Yes Women like Chatting and Gossiping -but 5 hours per day ! Seems like the study got it all wrong!

A study claiming that women spend an average of five hours per day gossiping has made its way through the press cycle with the velocity that gender-confirming statistics reliably achieve, which makes it worth pausing to examine what the study actually found and whether its conclusions hold up.
The figure comes from a survey of self-reported behavior — participants estimating how much time they spend in conversation about other people. Self-report data on socially sensitive behavior is notoriously unreliable in both directions: people underreport behaviors they consider shameful and may overreport behaviors that feel socially normal or even expected in the survey context. Five hours per day of gossip is nearly a third of waking hours. That number should prompt immediate methodological skepticism.
What "gossip" means in social science research is also more expansive than the word's popular connotations suggest. Researchers define social information sharing — including benign conversation about mutual acquaintances, workplace discussion of colleagues, and family updates — as falling within the gossip category. Framed that way, the finding is less remarkable than it initially appears.

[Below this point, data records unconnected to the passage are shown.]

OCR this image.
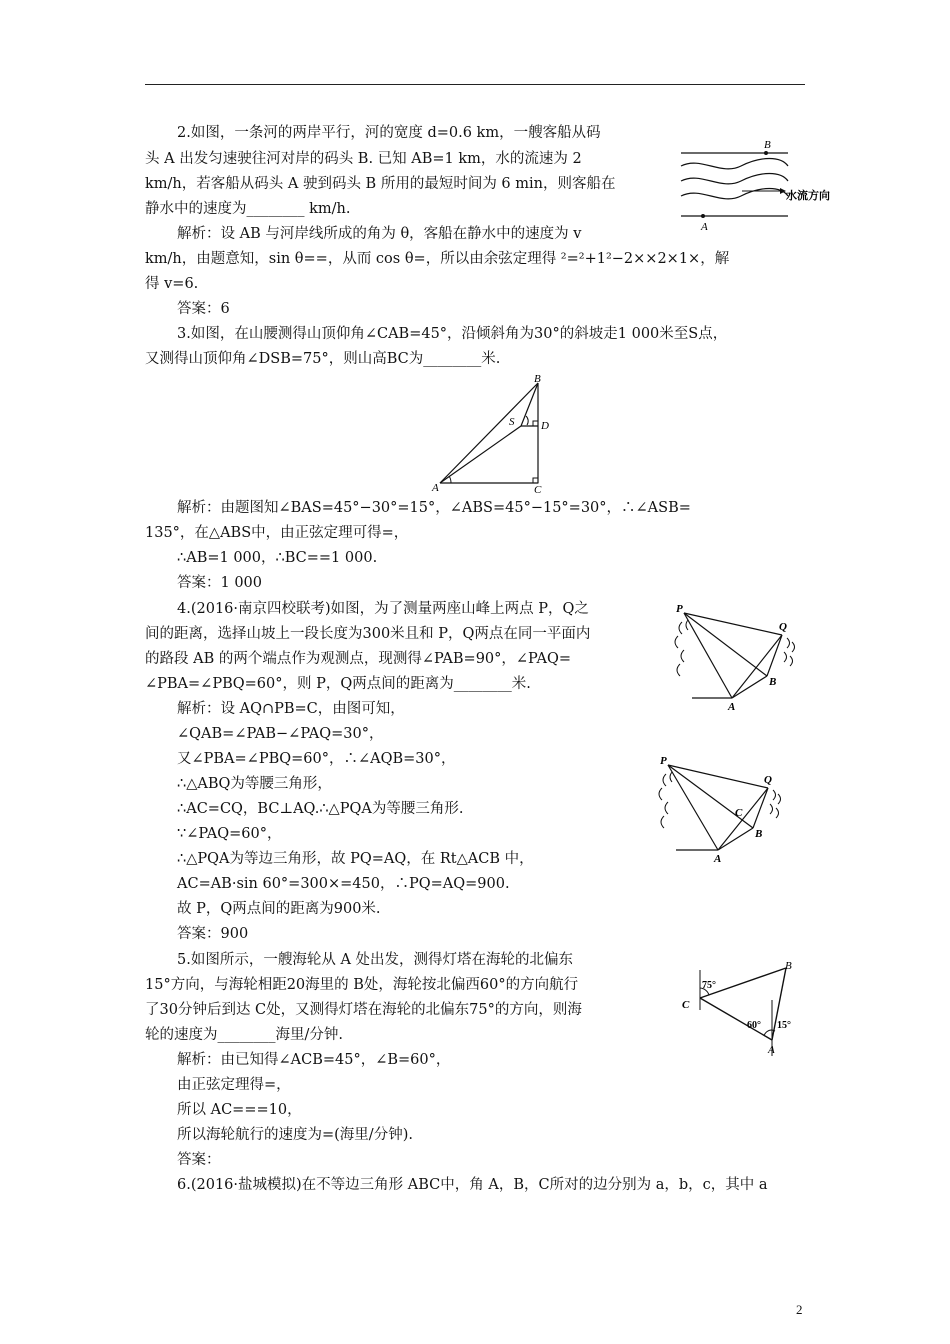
2.如图，一条河的两岸平行，河的宽度 d=0.6 km，一艘客船从码
头 A 出发匀速驶往河对岸的码头 B. 已知 AB=1 km，水的流速为 2
km/h，若客船从码头 A 驶到码头 B 所用的最短时间为 6 min，则客船在
静水中的速度为________ km/h.
解析：设 AB 与河岸线所成的角为 θ，客船在静水中的速度为 v
km/h，由题意知，sin θ==，从而 cos θ=，所以由余弦定理得 ²=²+1²−2××2×1×，解
得 v=6.
答案：6
3.如图，在山腰测得山顶仰角∠CAB=45°，沿倾斜角为30°的斜坡走1 000米至S点，
又测得山顶仰角∠DSB=75°，则山高BC为________米.
解析：由题图知∠BAS=45°−30°=15°，∠ABS=45°−15°=30°，∴∠ASB=
135°，在△ABS中，由正弦定理可得=，
∴AB=1 000，∴BC==1 000.
答案：1 000
4.(2016·南京四校联考)如图，为了测量两座山峰上两点 P，Q之
间的距离，选择山坡上一段长度为300米且和 P，Q两点在同一平面内
的路段 AB 的两个端点作为观测点，现测得∠PAB=90°，∠PAQ=
∠PBA=∠PBQ=60°，则 P，Q两点间的距离为________米.
解析：设 AQ∩PB=C，由图可知，
∠QAB=∠PAB−∠PAQ=30°，
又∠PBA=∠PBQ=60°，∴∠AQB=30°，
∴△ABQ为等腰三角形，
∴AC=CQ，BC⊥AQ.∴△PQA为等腰三角形.
∵∠PAQ=60°，
∴△PQA为等边三角形，故 PQ=AQ，在 Rt△ACB 中，
AC=AB·sin 60°=300×=450，∴PQ=AQ=900.
故 P，Q两点间的距离为900米.
答案：900
5.如图所示，一艘海轮从 A 处出发，测得灯塔在海轮的北偏东
15°方向，与海轮相距20海里的 B处，海轮按北偏西60°的方向航行
了30分钟后到达 C处，又测得灯塔在海轮的北偏东75°的方向，则海
轮的速度为________海里/分钟.
解析：由已知得∠ACB=45°，∠B=60°，
由正弦定理得=，
所以 AC===10，
所以海轮航行的速度为=(海里/分钟).
答案：
6.(2016·盐城模拟)在不等边三角形 ABC中，角 A，B，C所对的边分别为 a，b，c，其中 a
2
B
水流方向
A
B
S D
A	C
P
Q
B
A
P
Q
C
B
A
B
C
75°
60° 15°
A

The deeper issue is that the framing of the finding — women gossip, women talk too much — maps onto a stereotype that has been used to dismiss women's social intelligence and communication as trivial for centuries. The same conversational behaviors that are called gossip in women are called networking, relationship management, or information gathering in men.
The actual research on social conversation, across careful studies, finds that men and women talk similar amounts and share similar amounts of social information. The difference is largely in how those behaviors are labeled and interpreted — which tells us more about the observer than about the observed.